(What follows below is a summary of key points by Mikail ibn Mahboob Ariff.)
Shaikh Muhammad Bazmoul explains a common misunderstanding regarding the meaning of the hadīth: “Whoever recites a ḥarf from the Book of Allāh…I am not saying “Alif Lām Mīm” is a ḥarf; rather, “Alif” is a ḥarf, “Lām” is a ḥarf, and “Mīm” is a ḥarf.”
“Ḥarf” only came to mean a letter of the alphabet in later times.
What it really means in the ḥadīth is “word,” not “letter.” Ibn al Jawzī quotes this as the opinion of Ibn Taimiyyah.
So there is no extra reward for reciting مَالِك [mālik] over مَلِك [malik] just because the former has an extra letter in it. (See also: twitter.com/momalbaz/status/756118659173580800?s=09)

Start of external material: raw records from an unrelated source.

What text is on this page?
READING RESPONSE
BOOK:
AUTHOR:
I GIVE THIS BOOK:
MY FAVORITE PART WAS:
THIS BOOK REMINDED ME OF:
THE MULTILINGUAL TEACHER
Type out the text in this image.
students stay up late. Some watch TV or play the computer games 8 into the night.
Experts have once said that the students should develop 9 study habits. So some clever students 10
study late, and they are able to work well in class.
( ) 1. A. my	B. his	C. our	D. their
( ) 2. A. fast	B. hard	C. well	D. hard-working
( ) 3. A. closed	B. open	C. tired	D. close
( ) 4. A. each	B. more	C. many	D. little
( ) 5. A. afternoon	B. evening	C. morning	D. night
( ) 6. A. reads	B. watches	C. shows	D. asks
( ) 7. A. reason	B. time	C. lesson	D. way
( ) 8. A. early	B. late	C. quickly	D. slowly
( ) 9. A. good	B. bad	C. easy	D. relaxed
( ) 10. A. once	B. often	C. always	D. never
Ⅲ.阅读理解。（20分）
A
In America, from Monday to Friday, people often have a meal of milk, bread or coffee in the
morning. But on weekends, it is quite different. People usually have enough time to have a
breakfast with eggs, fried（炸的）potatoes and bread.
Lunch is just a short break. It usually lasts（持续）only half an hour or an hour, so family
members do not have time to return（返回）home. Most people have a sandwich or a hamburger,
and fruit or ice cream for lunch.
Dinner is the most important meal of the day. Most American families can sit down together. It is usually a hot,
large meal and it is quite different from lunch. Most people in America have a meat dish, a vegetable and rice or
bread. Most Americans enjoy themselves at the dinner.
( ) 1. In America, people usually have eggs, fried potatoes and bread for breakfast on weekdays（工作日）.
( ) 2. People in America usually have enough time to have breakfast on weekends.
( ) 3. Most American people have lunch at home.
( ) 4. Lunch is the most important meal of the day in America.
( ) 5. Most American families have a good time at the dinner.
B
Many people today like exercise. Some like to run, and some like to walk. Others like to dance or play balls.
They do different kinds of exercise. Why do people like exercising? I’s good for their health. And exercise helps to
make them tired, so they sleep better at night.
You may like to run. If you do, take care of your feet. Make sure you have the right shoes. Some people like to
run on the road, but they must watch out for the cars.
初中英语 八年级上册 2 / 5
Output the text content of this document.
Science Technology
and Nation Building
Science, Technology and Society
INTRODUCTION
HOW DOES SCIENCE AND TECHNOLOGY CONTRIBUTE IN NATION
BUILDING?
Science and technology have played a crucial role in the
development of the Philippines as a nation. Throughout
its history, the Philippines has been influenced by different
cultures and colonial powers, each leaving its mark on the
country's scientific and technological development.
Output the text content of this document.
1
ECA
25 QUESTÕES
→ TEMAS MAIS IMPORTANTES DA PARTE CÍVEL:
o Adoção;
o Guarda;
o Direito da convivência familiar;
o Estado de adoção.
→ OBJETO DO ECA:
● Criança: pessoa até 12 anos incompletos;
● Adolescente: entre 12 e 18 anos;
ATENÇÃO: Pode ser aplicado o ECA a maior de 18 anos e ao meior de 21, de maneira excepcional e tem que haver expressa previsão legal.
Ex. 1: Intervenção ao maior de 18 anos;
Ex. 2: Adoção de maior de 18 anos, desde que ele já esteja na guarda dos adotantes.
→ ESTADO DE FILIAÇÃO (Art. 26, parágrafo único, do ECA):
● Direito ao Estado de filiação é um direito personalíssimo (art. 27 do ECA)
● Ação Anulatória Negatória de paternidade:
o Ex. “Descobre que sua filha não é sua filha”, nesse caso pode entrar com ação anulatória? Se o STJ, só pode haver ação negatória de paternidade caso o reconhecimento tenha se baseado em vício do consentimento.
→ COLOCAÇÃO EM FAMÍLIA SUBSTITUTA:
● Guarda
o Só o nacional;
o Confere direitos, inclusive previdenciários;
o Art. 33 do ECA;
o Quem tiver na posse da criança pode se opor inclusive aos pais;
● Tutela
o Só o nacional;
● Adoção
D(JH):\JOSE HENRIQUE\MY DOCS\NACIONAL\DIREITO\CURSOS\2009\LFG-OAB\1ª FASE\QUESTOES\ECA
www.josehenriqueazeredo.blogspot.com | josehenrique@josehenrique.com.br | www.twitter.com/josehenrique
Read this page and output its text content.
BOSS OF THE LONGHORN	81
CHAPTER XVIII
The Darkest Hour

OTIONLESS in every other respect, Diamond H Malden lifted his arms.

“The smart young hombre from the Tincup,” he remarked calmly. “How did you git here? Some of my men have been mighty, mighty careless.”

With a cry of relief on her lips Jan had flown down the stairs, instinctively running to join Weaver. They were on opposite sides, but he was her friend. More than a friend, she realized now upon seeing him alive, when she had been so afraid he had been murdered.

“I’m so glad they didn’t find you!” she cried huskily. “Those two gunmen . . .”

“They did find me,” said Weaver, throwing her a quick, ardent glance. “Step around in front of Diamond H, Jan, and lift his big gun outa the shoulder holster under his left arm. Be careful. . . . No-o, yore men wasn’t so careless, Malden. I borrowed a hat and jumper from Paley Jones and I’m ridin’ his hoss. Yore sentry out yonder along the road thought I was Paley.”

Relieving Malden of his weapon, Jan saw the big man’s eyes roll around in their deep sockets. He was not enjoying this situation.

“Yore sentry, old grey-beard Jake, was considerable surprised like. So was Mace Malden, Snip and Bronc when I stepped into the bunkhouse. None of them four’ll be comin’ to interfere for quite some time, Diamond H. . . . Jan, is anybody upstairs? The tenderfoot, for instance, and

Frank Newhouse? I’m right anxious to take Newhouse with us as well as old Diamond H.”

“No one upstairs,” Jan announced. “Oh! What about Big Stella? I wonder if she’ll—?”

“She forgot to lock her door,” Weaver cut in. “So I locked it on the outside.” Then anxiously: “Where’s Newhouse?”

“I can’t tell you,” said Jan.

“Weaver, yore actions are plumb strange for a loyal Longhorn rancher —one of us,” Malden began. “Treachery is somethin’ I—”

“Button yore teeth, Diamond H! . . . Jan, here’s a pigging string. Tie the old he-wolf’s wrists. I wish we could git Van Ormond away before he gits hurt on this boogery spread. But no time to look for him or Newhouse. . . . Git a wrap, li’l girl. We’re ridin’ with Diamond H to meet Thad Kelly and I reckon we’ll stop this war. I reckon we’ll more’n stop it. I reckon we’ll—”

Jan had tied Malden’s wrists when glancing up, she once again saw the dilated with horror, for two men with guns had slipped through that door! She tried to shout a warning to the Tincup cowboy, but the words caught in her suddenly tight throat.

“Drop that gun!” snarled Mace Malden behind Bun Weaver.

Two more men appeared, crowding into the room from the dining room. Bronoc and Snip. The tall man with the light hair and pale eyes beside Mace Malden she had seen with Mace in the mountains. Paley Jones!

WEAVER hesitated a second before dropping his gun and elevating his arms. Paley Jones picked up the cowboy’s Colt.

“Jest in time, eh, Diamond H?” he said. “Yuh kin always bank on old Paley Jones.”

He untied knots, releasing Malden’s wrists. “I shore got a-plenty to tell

As for “Alif Lām Mīm,” these three are the names of the letters, so “Lām,” for example, is a word here signifying the name of the letter of the alphabet; it is not the single letter ل [l] itself.
For this reason, when Al-Khalīl asked his companions to pronounce the alphabet letter ز [z] from the name زَيْد [Zaid], upon which they said زَاي [zai], he replied: “You have all only voiced the name [of the letter]. The letter [in the alphabet] is only .زَهْ [zah]”.